Inikah 3 Alasan yang Bikin Masyarakat Ogah ke Dokter Gigi?

- Kamis, 20 Februari 2020 | 19:31 WIB
drg. Andy Wirahadikusumah Sp. Pros ungkap alasan kesadaran masyarakat enggan ke dokter gigi. (INDOZONE/Maria Adeline Tiara)
drg. Andy Wirahadikusumah Sp. Pros ungkap alasan kesadaran masyarakat enggan ke dokter gigi. (INDOZONE/Maria Adeline Tiara)

Riset Kesehatan Dasar 2018 menunjukkan sebanyak 57,6 persen penduduk Indonesia mengalami masalah gigi dan mulut seperti gigi berlubang. Salah satu yang menyebabkan angka kasus cukup tinggi ialah kesadaran masyarakat yang kurang untuk memeriksakan diri ke dokter gigi secara rutin. Tentu hal ini yang harus menjadi perhatian.
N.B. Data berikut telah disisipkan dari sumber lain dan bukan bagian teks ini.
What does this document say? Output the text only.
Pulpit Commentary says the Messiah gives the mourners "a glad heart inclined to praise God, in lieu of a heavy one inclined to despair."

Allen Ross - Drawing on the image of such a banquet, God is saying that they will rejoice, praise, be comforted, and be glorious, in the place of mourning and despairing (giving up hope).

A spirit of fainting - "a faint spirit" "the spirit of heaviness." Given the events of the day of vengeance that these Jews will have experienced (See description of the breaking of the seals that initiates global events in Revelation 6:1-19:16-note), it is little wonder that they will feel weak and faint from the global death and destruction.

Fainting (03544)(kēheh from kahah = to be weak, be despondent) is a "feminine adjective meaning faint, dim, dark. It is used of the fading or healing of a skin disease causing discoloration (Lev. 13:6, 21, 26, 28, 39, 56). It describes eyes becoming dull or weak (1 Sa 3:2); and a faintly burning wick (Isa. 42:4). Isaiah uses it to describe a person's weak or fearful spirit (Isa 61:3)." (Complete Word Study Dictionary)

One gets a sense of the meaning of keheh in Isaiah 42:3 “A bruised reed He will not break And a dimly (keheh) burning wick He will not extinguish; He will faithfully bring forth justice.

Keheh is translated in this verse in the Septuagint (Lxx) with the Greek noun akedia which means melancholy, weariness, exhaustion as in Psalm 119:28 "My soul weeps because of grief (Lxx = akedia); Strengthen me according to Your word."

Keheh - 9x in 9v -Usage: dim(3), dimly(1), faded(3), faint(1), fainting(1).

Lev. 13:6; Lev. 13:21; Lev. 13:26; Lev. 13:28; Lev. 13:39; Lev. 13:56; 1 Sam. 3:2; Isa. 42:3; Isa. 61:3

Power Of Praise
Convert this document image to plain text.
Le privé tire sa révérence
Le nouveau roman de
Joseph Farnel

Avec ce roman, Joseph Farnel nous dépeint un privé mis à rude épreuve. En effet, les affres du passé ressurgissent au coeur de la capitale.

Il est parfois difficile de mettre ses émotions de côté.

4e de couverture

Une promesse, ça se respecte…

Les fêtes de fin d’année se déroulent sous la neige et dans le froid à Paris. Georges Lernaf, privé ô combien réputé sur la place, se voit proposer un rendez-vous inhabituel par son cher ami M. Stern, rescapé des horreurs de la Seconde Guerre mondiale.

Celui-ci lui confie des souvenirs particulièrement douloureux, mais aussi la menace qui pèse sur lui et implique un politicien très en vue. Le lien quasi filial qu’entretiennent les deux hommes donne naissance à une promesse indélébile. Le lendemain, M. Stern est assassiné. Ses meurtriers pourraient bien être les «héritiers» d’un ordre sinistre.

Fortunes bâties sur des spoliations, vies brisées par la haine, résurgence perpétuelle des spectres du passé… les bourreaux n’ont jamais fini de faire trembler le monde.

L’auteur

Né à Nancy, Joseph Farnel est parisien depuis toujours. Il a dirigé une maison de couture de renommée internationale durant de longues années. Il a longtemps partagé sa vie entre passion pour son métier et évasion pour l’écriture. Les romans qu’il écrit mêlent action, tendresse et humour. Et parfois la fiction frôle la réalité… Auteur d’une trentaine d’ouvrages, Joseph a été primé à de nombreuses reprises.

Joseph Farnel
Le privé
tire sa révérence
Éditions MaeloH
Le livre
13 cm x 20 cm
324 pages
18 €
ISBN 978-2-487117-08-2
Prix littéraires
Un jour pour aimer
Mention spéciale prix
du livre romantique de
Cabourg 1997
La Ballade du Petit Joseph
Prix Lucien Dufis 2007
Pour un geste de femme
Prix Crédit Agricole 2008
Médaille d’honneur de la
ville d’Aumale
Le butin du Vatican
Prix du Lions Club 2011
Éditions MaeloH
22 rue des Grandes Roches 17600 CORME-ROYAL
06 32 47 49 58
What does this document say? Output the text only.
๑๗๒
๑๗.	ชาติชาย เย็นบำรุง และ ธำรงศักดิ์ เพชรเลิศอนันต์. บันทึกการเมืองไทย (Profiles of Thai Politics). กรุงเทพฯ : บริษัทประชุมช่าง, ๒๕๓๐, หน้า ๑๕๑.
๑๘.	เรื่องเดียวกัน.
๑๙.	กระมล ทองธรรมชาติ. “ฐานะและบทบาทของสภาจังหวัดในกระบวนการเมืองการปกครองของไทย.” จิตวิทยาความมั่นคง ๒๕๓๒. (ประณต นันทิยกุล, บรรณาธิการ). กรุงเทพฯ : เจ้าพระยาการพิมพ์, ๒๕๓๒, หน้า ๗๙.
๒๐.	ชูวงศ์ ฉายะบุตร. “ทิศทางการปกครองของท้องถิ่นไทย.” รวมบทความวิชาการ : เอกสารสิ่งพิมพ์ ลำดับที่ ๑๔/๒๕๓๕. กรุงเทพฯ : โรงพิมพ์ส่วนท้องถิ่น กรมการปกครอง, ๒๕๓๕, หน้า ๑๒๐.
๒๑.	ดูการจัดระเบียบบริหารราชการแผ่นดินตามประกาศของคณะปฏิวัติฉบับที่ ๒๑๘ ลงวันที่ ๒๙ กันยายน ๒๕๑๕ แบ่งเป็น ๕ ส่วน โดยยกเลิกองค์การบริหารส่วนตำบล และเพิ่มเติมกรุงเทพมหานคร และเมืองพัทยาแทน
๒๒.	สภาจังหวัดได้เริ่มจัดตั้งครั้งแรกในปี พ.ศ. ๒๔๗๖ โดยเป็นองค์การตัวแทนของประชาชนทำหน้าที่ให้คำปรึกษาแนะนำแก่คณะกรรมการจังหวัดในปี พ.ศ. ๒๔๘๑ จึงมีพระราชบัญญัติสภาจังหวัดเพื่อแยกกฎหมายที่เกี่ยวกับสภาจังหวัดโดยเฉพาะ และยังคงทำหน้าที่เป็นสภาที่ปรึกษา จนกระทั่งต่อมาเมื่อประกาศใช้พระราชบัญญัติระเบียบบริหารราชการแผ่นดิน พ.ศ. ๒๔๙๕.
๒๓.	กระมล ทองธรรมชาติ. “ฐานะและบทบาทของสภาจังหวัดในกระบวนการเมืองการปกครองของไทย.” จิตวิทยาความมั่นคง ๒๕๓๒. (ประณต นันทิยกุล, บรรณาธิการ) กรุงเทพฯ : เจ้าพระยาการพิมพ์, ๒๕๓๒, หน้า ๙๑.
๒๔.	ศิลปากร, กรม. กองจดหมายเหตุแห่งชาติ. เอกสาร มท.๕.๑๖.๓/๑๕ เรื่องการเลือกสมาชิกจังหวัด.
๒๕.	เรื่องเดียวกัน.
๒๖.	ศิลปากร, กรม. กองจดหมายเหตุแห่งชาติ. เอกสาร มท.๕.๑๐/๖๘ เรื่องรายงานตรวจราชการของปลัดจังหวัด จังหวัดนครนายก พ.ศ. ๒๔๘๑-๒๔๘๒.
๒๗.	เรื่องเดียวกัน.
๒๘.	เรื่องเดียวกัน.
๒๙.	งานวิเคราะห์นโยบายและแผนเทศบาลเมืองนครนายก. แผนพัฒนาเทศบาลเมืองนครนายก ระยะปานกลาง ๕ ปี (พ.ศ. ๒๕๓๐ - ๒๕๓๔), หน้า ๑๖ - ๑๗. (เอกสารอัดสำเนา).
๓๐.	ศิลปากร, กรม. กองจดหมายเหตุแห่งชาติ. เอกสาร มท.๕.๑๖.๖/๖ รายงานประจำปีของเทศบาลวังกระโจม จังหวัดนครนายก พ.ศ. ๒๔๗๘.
Menurut drg. Andy Wirahadikusumah Sp. Pros, ada beberapa alasan yang membuat tingkat kesadaran masyarakat untuk memeriksakan kesehatan gigi dan mulut secara rutin belum tinggi. Pertama masih menganggap sebelah mata masalah kesehatan gigi dan mulut. Masyarakat lebih memilih berobat ke dokter gigi jika sudah timbul masalah.

"Lalu yang kedua mungkin bahkan belum mengerti bahwa gigi itu salah satu masalah kesehatan yang cukup penting," ujar drg. Andy saat ditemui dalam acara Dentist Talk 40 Tahun Cobra Dental, Kamis (20/2/2020), di Pejaten Jakarta Selatan.

-
Ilustrasi (Unsplash.com/Michael Browning)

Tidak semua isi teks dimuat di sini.